Around the time that zebra was recovered, it was revealed a second zebra had also escaped. That zebra stayed missing until Thursday when the City of New Braunfels said the owners were able to get it back home, where it later died.
"In the hours since the incident was resolved, NBPD was saddened to hear that the zebra had died sometime after it was returned to its owners," the City said.
In their search for the first zebra, NBPD was being assisted by a helicopter team that specializes in safely trapping animals. The City said that zebra was sedated and airlifted to a trailer and was returned to its owners. Hours after the incident was resolved, the zebra died.
According to the City, the zebras had just been sold to a property owner off of Highway 46 South on Tuesday.
KVUE spoke to Dr. Robbie Calabrese, the medical director at the Fire House Animal Health Center in Austin near Dripping Springs, about the incident.
“It’s a really awful situation for everybody involved," Dr. Calabrese said. "I don’t know who exactly was part of the capture team but I do know that they were really experienced, they were a really experienced team, they definitely knew what they were doing."
While he doesn't work with zebras, he knows that they're difficult to work with.
"They're essentially still a wild animal," Calabrese said.
He said a possible cause of death for the zebras could have been the combination of the heat and stress on the animals, in addition to reportedly just arriving to their owners. In the case of the zebra that was sedated, that also could have played a factor.

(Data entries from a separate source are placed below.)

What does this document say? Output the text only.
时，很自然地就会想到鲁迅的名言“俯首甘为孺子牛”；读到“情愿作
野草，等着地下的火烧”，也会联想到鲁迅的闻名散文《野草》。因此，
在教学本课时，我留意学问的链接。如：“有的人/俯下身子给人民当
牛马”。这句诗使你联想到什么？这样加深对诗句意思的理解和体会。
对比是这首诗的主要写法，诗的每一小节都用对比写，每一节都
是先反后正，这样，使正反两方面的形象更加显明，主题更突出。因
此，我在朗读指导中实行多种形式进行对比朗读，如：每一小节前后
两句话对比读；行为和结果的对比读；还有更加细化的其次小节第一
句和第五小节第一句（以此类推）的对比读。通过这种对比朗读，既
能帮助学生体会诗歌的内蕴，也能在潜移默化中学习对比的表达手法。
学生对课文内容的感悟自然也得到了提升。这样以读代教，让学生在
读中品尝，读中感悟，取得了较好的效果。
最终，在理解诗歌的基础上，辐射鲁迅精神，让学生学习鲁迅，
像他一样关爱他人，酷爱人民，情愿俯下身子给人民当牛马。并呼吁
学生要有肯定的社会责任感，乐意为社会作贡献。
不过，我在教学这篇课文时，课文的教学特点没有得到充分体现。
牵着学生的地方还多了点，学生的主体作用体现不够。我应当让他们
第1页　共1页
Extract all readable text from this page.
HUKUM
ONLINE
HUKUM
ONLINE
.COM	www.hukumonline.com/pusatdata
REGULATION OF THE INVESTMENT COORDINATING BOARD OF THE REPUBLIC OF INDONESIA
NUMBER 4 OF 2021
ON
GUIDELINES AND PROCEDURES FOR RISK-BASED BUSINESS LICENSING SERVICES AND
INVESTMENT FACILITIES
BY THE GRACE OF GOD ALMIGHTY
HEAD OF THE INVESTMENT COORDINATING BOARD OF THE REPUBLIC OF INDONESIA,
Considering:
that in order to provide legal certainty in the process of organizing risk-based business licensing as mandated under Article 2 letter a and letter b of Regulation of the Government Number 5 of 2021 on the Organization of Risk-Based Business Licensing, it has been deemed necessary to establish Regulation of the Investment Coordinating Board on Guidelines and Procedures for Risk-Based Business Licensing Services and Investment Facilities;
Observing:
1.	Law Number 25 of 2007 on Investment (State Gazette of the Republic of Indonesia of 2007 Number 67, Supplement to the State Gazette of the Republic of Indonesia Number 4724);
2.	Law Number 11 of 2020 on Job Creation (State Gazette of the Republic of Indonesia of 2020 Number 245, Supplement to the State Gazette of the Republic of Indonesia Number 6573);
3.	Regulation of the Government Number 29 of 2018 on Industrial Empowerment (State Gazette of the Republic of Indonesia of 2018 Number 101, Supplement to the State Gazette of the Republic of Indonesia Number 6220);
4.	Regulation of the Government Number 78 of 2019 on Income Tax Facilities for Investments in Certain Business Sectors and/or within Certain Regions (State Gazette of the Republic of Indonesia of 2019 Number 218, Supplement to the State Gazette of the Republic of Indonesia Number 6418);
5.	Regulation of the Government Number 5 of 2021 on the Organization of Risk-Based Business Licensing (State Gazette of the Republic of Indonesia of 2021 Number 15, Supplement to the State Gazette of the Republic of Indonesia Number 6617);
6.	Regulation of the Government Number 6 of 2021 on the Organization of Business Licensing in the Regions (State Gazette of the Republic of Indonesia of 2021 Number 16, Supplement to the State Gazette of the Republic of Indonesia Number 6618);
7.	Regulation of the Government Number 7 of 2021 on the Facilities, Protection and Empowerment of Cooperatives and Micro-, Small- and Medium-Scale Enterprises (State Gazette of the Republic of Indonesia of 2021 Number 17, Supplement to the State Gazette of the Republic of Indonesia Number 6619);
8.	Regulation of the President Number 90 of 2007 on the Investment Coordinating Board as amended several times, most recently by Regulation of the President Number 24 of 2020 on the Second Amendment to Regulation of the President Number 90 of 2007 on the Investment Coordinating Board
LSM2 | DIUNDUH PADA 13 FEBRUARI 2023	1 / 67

“Then you put 'em into a new environment and that’s a really stressful environment so that coupled with – they then broke out of their enclosure and then went on a little bit of a walkabout in 100-plus degree weather – adding to the stress, they were likely getting dehydrated, stress was building," Dr. Calabrese said. “You’re asking a very hot, dehydrated, stressed out animal to then take drugs on board ... there’s no guarantee of death, but it’s not surprising."
Police are unsure if there's any possible criminal offense of any kind in this case.